Lima anak ini bukanlah
anak-anak biasa. Mereka adalah korban perang yang kehilangan keluarga karena
serangan brutal penjajah Belanda. Namun alih-alih menyerah pada nasib, mereka
dilatih oleh seorang pejuang tua bernama Pak Karno untuk menjadi pembuat bom
yang ulung.
"Ingat
anak-anak," kata Pak Karno suatu hari dengan suara serius namun penuh
kasih sayang. "Kalian bukan hanya belajar membuat bom biasa. Kalian
belajar memberikan pelajaran kepada penjajah yang telah merenggut kebahagiaan
kalian."
Hari itu, seperti
hari-hari sebelumnya, kelima anak itu berkumpul di gubuk rahasia mereka untuk
menerima misi baru. Pak Karno datang dengan wajah gembira.
"Ada kabar baik,
anak-anak," ujarnya sambil membuka peta kecil. "Besok pagi, rombongan
tentara Belanda akan melewati jalan setapak dekat Sungai Bengawan. Ini
kesempatan emas!"
Mata Sari berbinar.
Selama ini, mereka telah berhasil menggagalkan lima konvoi Belanda tanpa pernah
tertangkap. Rahasia mereka sederhana: serang cepat, lalu menghilang seperti
angin.
"Berapa banyak
tentara, Pak?" tanya Budi sambil mengasah pisau kecilnya.
"Menurut
mata-mata kita, sekitar dua puluh orang dengan persenjataan lengkap. Tetapi
jangan khawatir, bom kalian pasti akan berhasil seperti biasanya."
Malam itu, kelima anak
bekerja keras menyiapkan bom-bom kecil mereka. Tangan-tangan kecil yang
terampil meracik bubuk mesiu dengan hati-hati.

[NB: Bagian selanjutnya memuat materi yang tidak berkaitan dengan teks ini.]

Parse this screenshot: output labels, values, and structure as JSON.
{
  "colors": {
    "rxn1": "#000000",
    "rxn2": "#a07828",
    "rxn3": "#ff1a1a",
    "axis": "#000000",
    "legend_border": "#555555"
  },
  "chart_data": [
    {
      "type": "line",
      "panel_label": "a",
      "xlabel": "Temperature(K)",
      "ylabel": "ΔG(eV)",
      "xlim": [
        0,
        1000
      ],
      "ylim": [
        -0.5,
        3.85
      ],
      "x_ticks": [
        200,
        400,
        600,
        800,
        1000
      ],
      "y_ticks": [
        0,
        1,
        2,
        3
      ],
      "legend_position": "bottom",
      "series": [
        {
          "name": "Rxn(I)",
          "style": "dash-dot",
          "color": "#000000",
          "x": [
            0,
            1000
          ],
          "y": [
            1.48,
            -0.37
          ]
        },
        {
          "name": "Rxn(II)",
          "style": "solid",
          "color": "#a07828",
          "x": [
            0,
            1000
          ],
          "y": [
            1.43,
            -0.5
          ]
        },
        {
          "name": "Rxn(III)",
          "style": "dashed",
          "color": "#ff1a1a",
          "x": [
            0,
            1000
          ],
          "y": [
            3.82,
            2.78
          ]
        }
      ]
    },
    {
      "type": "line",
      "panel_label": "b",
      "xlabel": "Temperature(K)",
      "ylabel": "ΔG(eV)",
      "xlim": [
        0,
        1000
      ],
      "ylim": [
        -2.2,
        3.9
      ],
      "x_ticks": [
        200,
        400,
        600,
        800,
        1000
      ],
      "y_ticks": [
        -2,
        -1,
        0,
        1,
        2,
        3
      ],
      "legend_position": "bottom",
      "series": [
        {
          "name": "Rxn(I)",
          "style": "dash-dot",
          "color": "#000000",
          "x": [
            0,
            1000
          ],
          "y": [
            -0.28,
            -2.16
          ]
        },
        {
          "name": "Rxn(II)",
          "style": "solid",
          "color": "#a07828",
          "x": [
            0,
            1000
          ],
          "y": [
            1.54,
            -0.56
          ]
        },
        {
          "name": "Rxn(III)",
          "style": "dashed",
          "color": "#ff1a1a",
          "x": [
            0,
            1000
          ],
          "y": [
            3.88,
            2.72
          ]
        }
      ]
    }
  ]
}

Sari dan Wati bertugas mengisi
tabung-tabung bambu, sementara Tono, Budi, dan Dedi menyiapkan sumbu dan
pengatur waktu sederhana.
"Ingat,"
pesan Budi pada yang lain, "begitu bom meledak, kita langsung lari ke
gubuk cadangan di balik bukit. Besok sore baru kita kembali mengecek
hasilnya."
Fajar menyingsing
dengan kabut tipis menyelimuti lembah Soko. Kelima anak sudah bersembunyi di
balik bebatuan besar, menunggu rombongan Belanda lewat. Jantung mereka berdebar
kencang, tetapi tekad mereka bulat.
"Itu dia!"
bisik Dedi sambil menunjuk ke arah jalan setapak.
Terlihat barisan
orang-orang berseragam berjalan dalam formasi rapi. Dari kejauhan, mereka
memang tampak seperti tentara.
"Sekarang!"
seru Budi.
Satu per satu, bom-bom
kecil itu dilemparkan dengan tepat sasaran. LEDAK! LEDAK! LEDAK! Suara
menggelegar bergema di lembah, disusul teriakan-teriakan panik.
Tanpa membuang waktu,
kelima anak itu berlari secepat rusa menuju tempat persembunyian mereka. Mereka
berlari tanpa menoleh, adrenalin memompa darah mereka hingga kaki-kaki kecil
itu seolah terbang melintasi semak belukar.
"Berhasil
lagi!" teriak Tono gembira ketika mereka sampai di gubuk cadangan.
Namun perasaan gembira
itu harus mereka tahan hingga keesokan harinya. Itulah aturan mereka: jangan
pernah kembali ke tempat aksi sebelum sehari berlalu.
Sore berikutnya,
dengan hati-hati kelima anak itu menyelinap kembali ke lokasi ledakan. Biasanya
mereka akan menemukan senjata-senjata Belanda yang masih bisa diambil, atau
barang-barang berharga lainnya yang bisa mereka jual untuk membeli makanan.
Tetapi kali ini,
pemandangan yang mereka lihat membuat dunia seolah runtuh di hadapan mereka.
Di antara reruntuhan
dan bekas ledakan, tidak ada seragam tentara Belanda yang berserakan. Yang
mereka temukan adalah potongan-potongan kain sarung, topi peci, dan... mainan
anak-anak yang hangus terbakar.
Sari berlutut,
tangannya gemetar mengambil sebongkah kayu yang masih berasap.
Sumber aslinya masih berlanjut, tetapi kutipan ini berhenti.